‘Cha Cha Real Smooth’ finds heart in mother-daughter connection
“Cha Cha Real Smooth,” at least on paper, might sound a little familiar.
The sophomore feature of filmmaker Cooper Raiff is about a 22-year-old who returns to his childhood home in suburban New Jersey the summer after graduation and develops a complicated relationship with a young mom. Ever since Benjamin Braddock coasted back to his childhood home in “The Graduate,” postgrad malaise has been an endlessly renewable resource for young filmmakers looking for inspiration.
But that wasn’t the case for “Cha Cha Real Smooth,” which is currently available to stream on Apple TV+. The postgrad aspect wasn’t even part of the initial idea.
“The original core idea for the movie was this deep, massive, unspoken, eternal bond between a mom and her disabled daughter,” Raiff said.
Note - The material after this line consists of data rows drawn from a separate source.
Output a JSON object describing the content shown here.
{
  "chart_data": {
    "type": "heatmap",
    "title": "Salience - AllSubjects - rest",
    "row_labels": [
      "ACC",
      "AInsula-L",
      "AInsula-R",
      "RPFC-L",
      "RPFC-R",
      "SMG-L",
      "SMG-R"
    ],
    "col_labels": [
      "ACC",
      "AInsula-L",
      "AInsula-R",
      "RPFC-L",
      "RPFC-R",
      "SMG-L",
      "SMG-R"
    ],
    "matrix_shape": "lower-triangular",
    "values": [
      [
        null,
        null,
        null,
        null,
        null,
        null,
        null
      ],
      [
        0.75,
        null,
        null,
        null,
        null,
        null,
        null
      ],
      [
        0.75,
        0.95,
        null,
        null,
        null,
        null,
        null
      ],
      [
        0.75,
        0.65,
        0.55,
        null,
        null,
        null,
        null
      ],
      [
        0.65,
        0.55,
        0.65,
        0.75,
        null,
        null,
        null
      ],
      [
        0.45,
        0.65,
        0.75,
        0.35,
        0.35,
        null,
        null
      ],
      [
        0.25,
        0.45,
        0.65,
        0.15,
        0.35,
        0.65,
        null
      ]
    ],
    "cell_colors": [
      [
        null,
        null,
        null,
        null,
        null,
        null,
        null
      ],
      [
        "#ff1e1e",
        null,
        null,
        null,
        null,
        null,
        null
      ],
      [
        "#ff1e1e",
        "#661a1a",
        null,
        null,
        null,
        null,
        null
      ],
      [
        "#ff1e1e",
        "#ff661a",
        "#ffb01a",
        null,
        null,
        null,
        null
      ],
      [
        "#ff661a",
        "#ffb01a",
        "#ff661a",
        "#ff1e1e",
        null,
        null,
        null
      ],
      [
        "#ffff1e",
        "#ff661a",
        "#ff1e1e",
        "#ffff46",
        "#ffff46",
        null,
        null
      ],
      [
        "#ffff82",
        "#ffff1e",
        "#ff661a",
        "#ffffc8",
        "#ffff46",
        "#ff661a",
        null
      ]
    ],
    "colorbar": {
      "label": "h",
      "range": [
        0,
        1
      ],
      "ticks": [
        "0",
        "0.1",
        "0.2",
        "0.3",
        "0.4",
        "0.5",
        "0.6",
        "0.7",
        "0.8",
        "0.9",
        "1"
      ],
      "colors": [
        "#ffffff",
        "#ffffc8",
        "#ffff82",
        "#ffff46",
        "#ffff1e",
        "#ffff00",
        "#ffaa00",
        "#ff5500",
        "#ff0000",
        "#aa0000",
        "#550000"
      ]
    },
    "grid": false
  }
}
Raiff has a younger sister who was born with holoprosencephaly, a condition that results in the abnormal development of the brain. In his sister Andrea’s case, her brain didn’t divide into two hemispheres. He said she can neither walk nor talk.
“My mom one time said to me something like, ‘My life will forever be defined by Andrea’s stages,’” Raiff said. “It knocked me right out. I didn’t know what to do with it other than write it down.”
He started writing some scenes but realized at some point that he was writing a relationship not a movie. So he threw a version of himself in there, the post-grad Andrew, and concocted a reason why he’d be coming into contact with this mother, Dominio ( Dakota Johnson, who also produced ), and her teenage daughter, Lola. Andrew would get hired as a party-starter on the bar mitzvah circuit.
“Originally I was writing the movie about my sister. In a perfect world, honestly, I would have had her act in it,” he said.
But, he laughed, “she would have like looked into the camera the whole time.”
The part of Lola clicked easily for Burghardt.
“I didn’t feel like I ever needed to like, like, break my brain over her,” Burghardt said. “I didn’t feel like I needed to think so much about, like, social nuances and all of those things because she was on the spectrum. I never felt like I had to question myself or my abilities to play her.”